Selama di perjalanan, hanya di isi dengan keheningan. Aku yang asik membaca novel sambil bersandar di pundak bi Asih, dan dokter Arkan yang fokus menyetir di depan.

Sunyi, lebih baik dari pada suara bising yang memuakkan.

Setelah menghabiskan 1 jam lebih diperjalanan, akhirnya kami juga sampai di sebuah Vila milik keluarga dokter Arkan. Aku tahu, karena ini bukan pertama kalinya aku ke sini. Dulu, saat masih kecil aku juga pernah di ajak ke tempat ini oleh dokter Surya. Dan dengan alasan yang sama, 'untuk mencari udara segar'. Saat itu usiaku baru genap 10 tahun, dan bertemu dengan dokter Arkan yang berusia 20 tahun dan adik perempuannya yang baru berusia 5 tahun. Dan di tempat inilah, untuk pertama kalinya aku merasakan arti sebuah 'keluarga'.

"Kalian sudah sampai? Cepatlah, semuanya sudah menunggu" tanya seorang pria tua yang berdiri di depan pintu dengan pakaian kasualnya, dan tak lupa, senyum ramahnya.

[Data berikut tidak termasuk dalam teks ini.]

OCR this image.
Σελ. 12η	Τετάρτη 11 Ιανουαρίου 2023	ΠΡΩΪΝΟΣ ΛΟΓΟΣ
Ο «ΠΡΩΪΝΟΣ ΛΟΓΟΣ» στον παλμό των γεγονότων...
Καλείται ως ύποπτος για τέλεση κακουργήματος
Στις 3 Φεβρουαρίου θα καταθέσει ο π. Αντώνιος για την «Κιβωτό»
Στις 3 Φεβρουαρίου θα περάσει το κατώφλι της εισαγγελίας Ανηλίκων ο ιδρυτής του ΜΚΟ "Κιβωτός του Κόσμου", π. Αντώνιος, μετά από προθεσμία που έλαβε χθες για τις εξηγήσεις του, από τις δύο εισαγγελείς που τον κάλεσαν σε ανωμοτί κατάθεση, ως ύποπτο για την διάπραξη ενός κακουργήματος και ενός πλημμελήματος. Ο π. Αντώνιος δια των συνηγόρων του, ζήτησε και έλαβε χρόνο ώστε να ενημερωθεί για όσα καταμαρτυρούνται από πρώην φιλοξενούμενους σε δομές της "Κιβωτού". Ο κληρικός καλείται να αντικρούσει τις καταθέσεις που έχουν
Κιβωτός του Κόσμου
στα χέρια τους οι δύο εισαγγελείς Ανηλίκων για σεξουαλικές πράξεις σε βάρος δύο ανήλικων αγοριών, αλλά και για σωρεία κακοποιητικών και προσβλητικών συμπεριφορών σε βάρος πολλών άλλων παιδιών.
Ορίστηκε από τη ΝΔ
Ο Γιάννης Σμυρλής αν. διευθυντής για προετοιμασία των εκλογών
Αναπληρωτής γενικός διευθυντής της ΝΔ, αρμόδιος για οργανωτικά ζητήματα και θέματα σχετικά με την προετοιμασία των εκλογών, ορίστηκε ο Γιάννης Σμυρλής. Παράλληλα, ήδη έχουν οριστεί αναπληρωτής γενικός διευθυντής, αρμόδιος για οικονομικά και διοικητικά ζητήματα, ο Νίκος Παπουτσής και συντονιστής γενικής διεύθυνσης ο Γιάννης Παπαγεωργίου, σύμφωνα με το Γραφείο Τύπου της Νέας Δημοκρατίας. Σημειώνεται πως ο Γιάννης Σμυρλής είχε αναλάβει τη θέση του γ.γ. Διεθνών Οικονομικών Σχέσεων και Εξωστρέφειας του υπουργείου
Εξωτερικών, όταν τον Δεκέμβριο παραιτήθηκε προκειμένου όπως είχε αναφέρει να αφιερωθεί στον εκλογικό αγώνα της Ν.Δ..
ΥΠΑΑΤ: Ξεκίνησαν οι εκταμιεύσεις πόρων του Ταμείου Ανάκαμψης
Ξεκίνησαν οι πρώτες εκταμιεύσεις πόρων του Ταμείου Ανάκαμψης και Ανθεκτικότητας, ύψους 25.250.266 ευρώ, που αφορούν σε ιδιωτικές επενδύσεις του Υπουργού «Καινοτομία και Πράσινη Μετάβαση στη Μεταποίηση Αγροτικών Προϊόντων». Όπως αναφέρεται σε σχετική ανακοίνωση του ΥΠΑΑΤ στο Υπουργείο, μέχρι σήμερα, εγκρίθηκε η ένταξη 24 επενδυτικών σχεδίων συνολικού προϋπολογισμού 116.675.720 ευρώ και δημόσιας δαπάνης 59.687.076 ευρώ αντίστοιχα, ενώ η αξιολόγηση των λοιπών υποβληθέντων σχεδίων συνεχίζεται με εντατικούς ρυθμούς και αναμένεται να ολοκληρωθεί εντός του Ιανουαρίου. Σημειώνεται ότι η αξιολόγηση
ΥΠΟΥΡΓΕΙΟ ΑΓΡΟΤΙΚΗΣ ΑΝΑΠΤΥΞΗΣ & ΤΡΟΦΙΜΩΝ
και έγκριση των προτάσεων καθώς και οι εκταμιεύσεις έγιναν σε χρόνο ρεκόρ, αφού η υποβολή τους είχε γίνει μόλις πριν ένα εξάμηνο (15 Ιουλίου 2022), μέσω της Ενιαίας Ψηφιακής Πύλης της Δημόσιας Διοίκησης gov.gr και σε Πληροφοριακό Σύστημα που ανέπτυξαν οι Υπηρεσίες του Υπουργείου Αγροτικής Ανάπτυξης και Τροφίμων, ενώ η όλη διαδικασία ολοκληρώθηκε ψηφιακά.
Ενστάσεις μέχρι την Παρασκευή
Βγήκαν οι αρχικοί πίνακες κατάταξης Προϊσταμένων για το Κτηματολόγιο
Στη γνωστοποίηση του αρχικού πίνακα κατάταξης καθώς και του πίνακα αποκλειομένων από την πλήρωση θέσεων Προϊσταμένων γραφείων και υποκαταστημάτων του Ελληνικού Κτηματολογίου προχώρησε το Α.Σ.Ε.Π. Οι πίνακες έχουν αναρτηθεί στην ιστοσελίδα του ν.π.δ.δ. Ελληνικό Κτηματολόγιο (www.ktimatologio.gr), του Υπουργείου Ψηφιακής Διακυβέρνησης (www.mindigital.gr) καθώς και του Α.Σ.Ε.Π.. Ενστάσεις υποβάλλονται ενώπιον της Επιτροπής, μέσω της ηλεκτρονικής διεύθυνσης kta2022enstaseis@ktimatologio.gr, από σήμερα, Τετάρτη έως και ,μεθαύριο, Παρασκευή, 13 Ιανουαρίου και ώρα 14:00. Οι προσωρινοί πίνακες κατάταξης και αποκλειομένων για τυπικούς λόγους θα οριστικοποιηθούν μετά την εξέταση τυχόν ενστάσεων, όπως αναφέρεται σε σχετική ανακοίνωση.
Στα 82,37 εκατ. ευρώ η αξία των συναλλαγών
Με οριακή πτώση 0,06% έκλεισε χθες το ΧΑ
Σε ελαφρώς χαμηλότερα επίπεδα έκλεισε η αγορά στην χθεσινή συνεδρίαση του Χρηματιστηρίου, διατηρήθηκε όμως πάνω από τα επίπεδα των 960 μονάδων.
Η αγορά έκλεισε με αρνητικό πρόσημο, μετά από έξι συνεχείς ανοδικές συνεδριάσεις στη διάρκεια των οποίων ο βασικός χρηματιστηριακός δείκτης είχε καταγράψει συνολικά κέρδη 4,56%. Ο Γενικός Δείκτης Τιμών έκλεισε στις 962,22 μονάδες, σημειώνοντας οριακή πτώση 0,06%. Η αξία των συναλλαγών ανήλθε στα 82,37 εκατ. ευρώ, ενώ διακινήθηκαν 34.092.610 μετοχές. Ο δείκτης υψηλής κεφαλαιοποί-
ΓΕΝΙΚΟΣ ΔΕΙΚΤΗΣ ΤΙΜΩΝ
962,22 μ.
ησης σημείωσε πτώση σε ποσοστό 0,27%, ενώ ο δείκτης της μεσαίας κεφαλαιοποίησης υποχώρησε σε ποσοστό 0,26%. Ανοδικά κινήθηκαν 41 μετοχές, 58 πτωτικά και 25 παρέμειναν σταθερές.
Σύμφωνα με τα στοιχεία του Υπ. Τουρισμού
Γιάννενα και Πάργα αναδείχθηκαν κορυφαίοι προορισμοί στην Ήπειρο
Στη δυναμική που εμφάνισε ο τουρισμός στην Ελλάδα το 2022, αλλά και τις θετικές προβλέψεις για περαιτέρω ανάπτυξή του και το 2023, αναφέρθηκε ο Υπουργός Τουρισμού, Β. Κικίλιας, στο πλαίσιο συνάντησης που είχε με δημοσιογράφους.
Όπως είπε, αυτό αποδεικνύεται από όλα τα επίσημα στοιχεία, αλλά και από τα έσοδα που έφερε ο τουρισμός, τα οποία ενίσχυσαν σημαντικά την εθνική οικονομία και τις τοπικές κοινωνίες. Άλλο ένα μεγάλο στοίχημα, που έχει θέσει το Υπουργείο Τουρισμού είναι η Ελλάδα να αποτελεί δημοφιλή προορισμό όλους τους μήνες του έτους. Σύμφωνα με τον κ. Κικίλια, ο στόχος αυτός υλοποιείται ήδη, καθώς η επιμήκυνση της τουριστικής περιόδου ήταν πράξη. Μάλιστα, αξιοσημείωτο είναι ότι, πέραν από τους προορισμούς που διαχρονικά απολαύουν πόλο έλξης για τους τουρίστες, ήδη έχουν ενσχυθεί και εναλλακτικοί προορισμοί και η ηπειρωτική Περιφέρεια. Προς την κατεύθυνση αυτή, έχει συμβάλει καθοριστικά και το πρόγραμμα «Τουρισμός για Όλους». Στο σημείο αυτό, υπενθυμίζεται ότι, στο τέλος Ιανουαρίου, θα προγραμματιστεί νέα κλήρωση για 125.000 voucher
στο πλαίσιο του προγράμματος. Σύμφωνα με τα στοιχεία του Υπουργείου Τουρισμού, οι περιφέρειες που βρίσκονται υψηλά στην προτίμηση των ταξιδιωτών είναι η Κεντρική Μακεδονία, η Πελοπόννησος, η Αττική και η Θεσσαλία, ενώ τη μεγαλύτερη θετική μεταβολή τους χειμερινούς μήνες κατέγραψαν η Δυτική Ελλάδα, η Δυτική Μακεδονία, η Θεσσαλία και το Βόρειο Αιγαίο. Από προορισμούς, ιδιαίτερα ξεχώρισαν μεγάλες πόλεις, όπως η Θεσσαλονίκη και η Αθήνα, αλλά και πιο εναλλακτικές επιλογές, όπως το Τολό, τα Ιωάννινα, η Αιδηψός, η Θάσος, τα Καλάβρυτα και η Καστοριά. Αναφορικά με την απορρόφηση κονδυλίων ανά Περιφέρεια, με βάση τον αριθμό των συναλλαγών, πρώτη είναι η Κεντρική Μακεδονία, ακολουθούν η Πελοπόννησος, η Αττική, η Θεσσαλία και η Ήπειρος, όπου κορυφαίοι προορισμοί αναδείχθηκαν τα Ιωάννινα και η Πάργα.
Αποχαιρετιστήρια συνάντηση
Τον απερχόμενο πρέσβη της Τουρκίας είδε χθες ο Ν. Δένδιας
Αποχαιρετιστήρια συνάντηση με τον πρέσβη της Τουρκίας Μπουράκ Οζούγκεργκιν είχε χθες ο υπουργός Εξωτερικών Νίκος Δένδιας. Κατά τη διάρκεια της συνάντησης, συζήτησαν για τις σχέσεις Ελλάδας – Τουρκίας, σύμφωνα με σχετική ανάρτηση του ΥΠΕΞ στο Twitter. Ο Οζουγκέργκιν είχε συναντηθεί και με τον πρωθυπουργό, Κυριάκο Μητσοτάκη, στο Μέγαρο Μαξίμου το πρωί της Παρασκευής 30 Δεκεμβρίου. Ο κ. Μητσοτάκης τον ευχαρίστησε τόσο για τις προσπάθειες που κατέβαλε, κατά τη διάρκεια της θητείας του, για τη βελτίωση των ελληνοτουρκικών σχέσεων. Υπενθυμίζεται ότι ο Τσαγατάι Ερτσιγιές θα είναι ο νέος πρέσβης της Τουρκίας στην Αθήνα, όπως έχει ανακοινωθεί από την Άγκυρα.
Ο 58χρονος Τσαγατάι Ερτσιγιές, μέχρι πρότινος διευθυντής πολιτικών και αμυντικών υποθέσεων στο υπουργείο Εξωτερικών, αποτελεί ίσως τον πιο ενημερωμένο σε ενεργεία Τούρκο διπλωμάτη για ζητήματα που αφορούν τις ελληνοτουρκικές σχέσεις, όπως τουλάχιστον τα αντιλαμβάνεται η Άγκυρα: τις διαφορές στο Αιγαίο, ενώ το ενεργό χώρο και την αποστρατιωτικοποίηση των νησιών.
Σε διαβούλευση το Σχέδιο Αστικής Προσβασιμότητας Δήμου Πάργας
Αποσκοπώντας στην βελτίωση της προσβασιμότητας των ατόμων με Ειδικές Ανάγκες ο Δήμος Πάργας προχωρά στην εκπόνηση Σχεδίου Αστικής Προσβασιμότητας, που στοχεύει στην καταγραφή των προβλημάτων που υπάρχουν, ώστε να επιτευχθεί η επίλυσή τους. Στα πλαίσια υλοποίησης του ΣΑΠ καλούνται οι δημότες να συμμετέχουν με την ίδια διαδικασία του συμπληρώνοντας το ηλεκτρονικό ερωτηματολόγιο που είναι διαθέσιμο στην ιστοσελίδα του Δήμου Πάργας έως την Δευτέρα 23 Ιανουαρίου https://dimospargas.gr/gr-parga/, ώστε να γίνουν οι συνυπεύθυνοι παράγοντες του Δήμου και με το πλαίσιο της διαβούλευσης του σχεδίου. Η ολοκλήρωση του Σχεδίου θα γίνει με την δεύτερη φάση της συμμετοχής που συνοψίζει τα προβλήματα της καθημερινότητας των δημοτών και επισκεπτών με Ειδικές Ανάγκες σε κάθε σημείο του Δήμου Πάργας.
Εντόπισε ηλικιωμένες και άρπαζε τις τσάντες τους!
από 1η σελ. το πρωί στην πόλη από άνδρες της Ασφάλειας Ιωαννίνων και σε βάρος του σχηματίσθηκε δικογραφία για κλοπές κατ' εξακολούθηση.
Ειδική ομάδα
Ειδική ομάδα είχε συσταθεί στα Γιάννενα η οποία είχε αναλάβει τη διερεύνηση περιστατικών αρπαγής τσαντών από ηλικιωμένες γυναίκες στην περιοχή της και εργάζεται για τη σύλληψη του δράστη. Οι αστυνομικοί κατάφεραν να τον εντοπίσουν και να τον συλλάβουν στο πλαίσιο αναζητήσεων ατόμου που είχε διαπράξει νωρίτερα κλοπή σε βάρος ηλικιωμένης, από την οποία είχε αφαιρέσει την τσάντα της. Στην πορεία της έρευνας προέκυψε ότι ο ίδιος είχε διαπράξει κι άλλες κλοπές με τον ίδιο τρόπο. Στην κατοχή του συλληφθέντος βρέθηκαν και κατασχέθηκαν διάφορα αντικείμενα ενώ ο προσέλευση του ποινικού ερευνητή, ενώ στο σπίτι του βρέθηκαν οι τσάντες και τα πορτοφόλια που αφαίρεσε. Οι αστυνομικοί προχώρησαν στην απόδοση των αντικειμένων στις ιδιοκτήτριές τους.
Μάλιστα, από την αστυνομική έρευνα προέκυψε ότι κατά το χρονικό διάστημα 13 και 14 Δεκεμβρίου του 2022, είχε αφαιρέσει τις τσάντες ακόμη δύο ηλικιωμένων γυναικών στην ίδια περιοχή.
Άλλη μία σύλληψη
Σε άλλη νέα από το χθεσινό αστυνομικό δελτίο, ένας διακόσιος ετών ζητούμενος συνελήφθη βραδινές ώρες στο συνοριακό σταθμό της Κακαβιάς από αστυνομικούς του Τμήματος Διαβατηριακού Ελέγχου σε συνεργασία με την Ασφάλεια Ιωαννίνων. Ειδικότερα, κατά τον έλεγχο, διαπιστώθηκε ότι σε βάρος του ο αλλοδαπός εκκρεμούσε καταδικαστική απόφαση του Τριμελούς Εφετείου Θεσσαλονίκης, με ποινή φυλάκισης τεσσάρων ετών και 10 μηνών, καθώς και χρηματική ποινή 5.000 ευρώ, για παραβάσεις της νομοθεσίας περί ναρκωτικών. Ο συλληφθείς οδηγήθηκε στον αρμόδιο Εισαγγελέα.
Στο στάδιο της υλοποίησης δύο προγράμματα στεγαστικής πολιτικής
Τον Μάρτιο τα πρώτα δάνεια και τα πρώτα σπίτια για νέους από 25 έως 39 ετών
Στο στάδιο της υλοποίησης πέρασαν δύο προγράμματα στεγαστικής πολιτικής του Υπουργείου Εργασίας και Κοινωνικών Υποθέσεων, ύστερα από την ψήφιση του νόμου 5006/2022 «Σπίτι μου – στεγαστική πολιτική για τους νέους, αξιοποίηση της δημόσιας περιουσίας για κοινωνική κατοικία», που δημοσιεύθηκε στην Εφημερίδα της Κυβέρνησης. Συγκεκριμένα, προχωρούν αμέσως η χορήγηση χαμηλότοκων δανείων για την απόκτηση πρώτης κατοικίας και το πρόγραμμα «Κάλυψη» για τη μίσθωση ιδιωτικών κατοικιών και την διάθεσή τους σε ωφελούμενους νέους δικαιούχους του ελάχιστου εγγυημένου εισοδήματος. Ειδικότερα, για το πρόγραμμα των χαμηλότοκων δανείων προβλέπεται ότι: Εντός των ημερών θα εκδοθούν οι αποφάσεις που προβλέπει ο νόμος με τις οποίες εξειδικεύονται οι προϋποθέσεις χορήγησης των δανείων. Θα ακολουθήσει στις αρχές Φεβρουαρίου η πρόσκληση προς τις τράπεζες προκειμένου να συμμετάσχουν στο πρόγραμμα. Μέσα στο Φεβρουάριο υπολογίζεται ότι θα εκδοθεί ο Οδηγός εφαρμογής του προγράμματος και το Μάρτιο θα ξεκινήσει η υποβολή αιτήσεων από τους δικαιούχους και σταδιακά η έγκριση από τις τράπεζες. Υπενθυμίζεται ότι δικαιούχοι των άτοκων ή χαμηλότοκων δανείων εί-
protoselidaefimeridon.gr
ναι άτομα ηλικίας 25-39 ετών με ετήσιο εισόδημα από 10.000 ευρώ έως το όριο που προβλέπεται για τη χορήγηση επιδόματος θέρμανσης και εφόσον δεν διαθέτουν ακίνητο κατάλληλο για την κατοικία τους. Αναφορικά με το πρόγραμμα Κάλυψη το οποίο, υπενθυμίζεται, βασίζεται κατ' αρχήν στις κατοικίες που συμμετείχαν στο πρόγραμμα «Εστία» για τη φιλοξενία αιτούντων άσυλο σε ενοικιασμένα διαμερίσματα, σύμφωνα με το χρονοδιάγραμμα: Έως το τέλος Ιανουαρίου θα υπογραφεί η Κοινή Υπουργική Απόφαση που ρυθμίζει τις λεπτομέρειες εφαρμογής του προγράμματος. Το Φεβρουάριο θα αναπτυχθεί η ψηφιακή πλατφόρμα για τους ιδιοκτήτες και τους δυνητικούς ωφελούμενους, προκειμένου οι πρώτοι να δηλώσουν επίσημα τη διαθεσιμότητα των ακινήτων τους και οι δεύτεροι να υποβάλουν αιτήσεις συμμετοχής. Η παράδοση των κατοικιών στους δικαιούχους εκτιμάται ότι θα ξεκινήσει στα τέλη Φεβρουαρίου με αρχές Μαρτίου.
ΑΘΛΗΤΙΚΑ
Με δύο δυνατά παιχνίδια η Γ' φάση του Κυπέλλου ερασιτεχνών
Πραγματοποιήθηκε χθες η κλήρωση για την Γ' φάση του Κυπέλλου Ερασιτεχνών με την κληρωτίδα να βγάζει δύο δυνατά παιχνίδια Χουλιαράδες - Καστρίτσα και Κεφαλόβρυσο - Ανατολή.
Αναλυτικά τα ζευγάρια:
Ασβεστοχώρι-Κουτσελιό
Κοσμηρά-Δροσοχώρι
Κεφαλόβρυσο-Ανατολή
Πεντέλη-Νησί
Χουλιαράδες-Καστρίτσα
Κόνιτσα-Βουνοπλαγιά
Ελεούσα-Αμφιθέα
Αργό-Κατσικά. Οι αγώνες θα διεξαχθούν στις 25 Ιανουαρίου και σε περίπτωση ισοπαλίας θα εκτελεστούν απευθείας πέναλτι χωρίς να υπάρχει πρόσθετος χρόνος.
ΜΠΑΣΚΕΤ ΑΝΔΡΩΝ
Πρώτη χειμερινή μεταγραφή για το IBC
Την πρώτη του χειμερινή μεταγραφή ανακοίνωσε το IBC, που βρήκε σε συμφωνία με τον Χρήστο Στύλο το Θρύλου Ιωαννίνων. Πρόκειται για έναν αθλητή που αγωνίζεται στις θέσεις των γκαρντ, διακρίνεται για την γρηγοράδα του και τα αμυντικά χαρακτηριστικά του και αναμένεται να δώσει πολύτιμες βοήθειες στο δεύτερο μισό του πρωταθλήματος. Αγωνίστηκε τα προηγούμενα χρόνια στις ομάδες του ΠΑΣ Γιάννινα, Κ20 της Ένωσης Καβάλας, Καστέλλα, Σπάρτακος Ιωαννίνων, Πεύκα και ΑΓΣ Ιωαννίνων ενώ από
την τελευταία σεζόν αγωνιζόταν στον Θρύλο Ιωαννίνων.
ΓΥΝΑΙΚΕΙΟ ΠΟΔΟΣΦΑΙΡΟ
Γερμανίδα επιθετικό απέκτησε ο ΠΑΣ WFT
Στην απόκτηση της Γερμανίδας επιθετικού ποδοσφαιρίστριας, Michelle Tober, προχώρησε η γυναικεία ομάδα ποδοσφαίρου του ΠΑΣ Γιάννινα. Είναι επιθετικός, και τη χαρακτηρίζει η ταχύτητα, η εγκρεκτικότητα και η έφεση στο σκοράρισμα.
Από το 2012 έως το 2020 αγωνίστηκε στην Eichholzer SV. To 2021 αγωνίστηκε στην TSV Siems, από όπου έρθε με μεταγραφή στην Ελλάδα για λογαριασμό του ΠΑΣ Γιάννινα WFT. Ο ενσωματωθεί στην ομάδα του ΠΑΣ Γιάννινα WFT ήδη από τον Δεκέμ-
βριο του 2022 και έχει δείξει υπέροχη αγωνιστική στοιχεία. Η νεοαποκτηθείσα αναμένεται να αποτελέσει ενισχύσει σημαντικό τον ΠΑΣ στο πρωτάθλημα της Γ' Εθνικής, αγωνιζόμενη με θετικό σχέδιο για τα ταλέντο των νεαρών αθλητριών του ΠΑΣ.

"Assalamu'alaikum dokter Surya, lama tidak berjumpa, bagaimana kabar anda?" Tanyaku, sambil membalas senyum ramah beliau.

"Wa'alaikum salam, Alhamdulillah kabar baik, nak," jawabnya, "aku selalu dengar tentangmu dari putraku, dan aku sangat senang saat mendengar bahwa tidak ada yang aneh selama hampir setengah tahun ini padamu. Dan karena itulah, aku ingin bertemu dan mengajakmu untuk mencari udara segar" ujarnya, dengan senyuman yang tak pernah luntur dari wajah beliau yang sudah tidak muda lagi.

"Maaf karena membuat anda repot hanya untuk bertemu dengan saya, dok" maafku.

"Tak apa jika itu untukmu, nak" jawabnya hangat, membuatku tersenyum tulus.

"Ya sudah, mari masuk, semuanya sudah menunggu kalian!" Ajak dokter Surya, lalu berjalan lebih dulu yang diikuti olehku dan bi Asih, lalu dokter Arkan dan pak Dadan yang membantu membawakan barang-barang kami.

Di sana, di Ruang makan yang berhadapan langsung dengan ruang tamu dan taman samping vila, aku bisa melihat sudah ada beberapa orang di sana. Dan aku tahu siapa mereka semua. Tante Sila, istri dari dokter Surya dan putrinya yang lebih muda 4 tahun dariku, Zahra. Dan juga kedua orang tua dari dokter Surya, omah Ela dan opah Wily. Dan ada juga adik dokter Surya, tante Astrid dan putrinya yang lebih tua 8 tahun dariku, kak Ayu beserta suaminya.

Jujur, ada perasaan hangat dan juga iri saat melihat mereka. Bagaimana bisa keluarga mereka begitu hangat, sedangkan aku sendiri tak pernah merasakan itu semua.